The glass and glazing industries have come a long way in the past few years, developing protective systems to better contain fire and therefore assist safe evacuation.

Wrightstyle and School Fire Safety

The glass and glazing industries have come a long way in the past few years, developing protective systems to better contain fire and therefore assist safe evacuation.

Schools are where we entrust the next generation, our children, and mostly, it’s a trust that is reciprocated in good facilities and teaching staff – and effective emergency procedures to deal with any eventuality.

Generally, that means protecting buildings against the threat of fire and, if a fire does start, having a rehearsed evacuation strategy to bring everyone to safety.

It’s a requirement that all schools have to adhere to as the threat of fire, despite being a diminishing risk, isn’t as remote as we would like.  Sometimes, worse, it’s deliberate.

There are hundreds of arson attacks on schools each year and a third of these happen during the school day, often perpetrated by either a school student or ex-pupil.

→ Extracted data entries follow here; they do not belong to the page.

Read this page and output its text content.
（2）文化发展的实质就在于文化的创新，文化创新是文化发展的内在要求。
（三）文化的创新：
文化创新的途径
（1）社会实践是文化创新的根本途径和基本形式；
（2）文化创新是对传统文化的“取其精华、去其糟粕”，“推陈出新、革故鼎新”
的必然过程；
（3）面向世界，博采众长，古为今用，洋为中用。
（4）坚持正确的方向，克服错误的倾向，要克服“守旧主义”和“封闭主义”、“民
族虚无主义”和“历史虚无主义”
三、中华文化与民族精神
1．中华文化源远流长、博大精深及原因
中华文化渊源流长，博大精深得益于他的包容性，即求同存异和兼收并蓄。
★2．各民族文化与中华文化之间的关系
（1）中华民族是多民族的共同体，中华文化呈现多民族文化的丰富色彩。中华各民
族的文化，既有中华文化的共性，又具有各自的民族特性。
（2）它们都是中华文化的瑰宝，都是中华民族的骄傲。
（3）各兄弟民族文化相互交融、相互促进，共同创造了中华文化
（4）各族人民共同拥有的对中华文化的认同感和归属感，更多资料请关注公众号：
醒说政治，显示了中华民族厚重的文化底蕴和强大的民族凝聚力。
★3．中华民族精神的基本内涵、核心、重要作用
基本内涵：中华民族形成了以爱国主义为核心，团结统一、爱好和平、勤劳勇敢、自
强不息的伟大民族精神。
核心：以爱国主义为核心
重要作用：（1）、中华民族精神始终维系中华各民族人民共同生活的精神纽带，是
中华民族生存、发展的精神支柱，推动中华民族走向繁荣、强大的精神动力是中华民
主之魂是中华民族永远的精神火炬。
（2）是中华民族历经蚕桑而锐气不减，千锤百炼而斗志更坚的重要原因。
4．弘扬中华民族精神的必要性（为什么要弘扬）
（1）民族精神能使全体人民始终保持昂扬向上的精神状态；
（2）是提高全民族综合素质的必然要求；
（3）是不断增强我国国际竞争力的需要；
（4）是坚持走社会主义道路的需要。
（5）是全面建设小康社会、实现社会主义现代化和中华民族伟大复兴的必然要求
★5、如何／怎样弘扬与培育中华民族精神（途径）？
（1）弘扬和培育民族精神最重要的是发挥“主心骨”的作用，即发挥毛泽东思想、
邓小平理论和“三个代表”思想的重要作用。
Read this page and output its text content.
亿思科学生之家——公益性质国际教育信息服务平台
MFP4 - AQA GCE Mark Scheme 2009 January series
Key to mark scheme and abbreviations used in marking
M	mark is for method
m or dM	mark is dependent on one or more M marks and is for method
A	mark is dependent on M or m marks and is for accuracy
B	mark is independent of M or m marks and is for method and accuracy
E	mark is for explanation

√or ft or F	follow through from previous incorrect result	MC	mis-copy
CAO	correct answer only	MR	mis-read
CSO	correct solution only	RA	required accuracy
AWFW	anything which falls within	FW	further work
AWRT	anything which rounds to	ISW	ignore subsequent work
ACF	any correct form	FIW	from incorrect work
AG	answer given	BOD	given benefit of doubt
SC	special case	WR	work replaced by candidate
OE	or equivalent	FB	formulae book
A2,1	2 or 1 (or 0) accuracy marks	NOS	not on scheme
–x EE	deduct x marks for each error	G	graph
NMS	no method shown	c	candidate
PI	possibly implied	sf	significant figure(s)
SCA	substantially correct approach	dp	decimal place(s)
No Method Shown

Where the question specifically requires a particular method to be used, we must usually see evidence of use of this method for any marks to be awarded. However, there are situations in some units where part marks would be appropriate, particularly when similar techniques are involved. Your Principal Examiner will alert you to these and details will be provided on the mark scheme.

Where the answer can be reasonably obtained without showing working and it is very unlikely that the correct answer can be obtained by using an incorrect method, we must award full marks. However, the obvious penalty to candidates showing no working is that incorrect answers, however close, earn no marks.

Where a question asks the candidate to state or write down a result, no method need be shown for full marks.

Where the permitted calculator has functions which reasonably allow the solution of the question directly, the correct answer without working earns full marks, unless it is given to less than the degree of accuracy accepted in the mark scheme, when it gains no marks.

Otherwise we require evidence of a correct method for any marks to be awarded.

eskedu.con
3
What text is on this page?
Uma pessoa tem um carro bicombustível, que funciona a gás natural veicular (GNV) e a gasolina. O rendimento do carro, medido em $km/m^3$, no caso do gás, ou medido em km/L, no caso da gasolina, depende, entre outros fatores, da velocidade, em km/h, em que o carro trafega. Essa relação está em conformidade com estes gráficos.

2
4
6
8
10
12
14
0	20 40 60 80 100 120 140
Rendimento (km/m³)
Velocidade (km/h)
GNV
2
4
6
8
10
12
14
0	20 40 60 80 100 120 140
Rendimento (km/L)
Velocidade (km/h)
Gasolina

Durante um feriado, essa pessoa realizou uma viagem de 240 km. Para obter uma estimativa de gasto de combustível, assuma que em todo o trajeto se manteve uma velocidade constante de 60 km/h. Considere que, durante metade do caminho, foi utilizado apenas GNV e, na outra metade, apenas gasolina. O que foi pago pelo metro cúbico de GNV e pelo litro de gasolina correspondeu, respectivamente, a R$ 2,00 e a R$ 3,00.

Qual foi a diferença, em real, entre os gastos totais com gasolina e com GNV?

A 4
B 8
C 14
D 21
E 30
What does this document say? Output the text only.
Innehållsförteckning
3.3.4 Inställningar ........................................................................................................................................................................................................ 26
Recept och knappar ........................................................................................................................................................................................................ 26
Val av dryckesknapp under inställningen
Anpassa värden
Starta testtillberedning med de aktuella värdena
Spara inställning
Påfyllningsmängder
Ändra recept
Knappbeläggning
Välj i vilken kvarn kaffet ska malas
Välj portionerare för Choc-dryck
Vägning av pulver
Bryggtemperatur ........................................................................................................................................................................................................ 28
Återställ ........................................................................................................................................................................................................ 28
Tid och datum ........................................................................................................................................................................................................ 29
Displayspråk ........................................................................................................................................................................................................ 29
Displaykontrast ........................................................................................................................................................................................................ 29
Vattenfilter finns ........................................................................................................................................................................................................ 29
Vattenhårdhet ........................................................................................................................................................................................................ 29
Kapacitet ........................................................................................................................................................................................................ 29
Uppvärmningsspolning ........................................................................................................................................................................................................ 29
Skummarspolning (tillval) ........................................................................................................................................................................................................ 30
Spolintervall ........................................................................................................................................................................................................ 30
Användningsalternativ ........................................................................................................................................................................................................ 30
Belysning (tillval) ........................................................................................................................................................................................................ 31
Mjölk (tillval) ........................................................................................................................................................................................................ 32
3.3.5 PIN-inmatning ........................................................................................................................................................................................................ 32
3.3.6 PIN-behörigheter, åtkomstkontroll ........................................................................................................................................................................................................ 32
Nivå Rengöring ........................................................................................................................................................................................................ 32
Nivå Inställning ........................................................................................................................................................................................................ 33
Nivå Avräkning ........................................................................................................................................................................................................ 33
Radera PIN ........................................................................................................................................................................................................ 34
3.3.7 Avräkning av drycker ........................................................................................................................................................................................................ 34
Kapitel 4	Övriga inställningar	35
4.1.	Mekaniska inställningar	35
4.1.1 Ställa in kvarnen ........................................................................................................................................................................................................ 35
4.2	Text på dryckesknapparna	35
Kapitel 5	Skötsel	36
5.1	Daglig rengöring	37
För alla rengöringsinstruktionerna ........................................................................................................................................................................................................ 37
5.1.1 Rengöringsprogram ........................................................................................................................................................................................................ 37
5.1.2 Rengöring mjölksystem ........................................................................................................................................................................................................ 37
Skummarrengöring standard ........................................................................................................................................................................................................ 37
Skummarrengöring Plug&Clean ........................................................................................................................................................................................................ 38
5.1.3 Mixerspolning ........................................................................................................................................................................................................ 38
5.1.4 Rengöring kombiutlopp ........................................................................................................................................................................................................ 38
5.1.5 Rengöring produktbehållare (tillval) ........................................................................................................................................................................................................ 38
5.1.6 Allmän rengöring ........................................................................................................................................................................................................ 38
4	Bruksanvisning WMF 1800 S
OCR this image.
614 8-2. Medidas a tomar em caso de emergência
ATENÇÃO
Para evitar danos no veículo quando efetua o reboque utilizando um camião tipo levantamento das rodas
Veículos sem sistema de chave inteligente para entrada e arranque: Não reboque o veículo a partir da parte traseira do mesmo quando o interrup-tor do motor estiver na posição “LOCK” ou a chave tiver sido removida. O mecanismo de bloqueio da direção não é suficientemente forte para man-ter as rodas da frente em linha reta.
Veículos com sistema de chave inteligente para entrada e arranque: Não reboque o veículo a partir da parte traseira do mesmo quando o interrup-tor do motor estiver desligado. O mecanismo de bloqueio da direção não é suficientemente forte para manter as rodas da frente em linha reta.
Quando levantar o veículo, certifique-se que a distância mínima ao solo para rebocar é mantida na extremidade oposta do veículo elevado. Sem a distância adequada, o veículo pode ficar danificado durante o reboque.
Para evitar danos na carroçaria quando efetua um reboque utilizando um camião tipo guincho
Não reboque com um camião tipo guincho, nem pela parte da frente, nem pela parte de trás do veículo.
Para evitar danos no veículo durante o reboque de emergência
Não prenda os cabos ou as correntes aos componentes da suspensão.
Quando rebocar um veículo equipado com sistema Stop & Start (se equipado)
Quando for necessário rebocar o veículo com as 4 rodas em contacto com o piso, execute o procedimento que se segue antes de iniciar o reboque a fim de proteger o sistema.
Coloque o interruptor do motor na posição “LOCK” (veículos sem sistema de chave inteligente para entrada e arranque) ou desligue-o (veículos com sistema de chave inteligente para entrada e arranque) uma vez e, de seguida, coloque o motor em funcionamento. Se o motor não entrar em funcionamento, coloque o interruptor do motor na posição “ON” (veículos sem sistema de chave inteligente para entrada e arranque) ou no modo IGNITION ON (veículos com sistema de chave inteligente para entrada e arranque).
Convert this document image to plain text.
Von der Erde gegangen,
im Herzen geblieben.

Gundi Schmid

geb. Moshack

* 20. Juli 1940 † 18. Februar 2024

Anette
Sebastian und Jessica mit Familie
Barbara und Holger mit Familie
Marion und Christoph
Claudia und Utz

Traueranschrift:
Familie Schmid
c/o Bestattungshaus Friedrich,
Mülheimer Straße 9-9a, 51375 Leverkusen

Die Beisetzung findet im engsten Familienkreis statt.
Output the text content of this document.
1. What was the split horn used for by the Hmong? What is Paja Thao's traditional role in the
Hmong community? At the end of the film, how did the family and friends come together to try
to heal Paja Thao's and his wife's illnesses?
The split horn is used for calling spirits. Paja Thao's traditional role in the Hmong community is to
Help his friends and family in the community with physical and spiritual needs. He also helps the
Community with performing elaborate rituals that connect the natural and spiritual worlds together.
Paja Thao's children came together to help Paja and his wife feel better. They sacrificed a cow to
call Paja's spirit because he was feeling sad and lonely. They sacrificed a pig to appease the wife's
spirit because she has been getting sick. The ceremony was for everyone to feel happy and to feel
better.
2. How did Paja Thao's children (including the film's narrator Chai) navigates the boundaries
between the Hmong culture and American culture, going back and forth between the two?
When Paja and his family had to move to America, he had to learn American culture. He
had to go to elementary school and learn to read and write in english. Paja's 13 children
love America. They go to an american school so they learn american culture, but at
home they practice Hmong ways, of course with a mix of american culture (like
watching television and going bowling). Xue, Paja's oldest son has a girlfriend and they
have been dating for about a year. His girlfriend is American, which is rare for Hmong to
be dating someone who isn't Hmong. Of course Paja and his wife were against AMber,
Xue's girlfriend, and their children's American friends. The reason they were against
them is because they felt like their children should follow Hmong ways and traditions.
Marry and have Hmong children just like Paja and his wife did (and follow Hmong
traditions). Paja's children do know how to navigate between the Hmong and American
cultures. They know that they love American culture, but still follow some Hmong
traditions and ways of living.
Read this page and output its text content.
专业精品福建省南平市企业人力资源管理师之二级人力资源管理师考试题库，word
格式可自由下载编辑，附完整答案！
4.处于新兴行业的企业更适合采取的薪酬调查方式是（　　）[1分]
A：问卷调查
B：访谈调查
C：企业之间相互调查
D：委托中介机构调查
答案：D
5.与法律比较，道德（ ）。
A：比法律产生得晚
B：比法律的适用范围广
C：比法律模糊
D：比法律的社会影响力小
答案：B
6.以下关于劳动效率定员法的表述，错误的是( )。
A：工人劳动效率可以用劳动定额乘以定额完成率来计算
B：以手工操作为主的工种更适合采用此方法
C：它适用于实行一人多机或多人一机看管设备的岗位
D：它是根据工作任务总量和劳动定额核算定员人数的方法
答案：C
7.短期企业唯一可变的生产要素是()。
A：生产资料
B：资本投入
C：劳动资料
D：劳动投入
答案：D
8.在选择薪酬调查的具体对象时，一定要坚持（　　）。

Schools, like everywhere else, are required to undertake risk assessments to identify the general fire precautions needed to safeguard the safety of occupants in case of fire, including their safe means of escape.

The risk assessment guides the fire evacuation plan, recognizing the particular vulnerability of children, and covers everything from escape routes, signage, internal and external doors, and assembly points – not forgetting a roll call for all staff and children.

For example, occupants in a building should generally be able to escape away from the fire.  That means having escape routes protected by fire-resistant materials or self-closing fire doors.  It also means recognizing that fire travels upwards, so that stairways must be protected.

It also means having doors that open outwards to make escape easier and, if there are large numbers of people, minimizing the crush risk.  (Exterior fire doors should also be checked to ensure that obstructions, such as bulk deliveries, aren’t cluttering them up). 

Fire fatalities in schools are thankfully rare.  But it’s worth remembering the Lakeview School Fire in 1908 that killed 172 students, two teachers and one rescuer.  It had open stairways, no fire breaks and only two exits.

Or the 1958 Our Lady of the Angels fire in Chicago that claimed the lives of 87 children and three nuns.  The school only had one fire escape, no sprinklers, no fire-protected stairways and no fire doors.

While fire safety regulation has come a long way since then, complacency is the biggest threat – not checking fire alarms, leaving fire doors propped open, and not ensuring complete understanding of fire drills through regular practice.

At Wrightstyle, our business is about managing the risk of fire.  Our systems stop fire, smoke and toxic gases from spreading unchecked – for up to 120 minutes, and thereby minimizing fire damage and allowing occupants to escape.

Our compatible steel or aluminum systems, with the glass and framing systems tested together, are accredited to EU, US and Asia Pacific standards and our advice is to always specify the glass and frame as one unit: in a real fire situation, the glass will only be as protective as its frame, and vice versa.

The glass and glazing industries have come a long way in the past few years, developing protective systems to better contain fire and therefore assist safe evacuation – not least in educational establishments where there can be large numbers of the very young.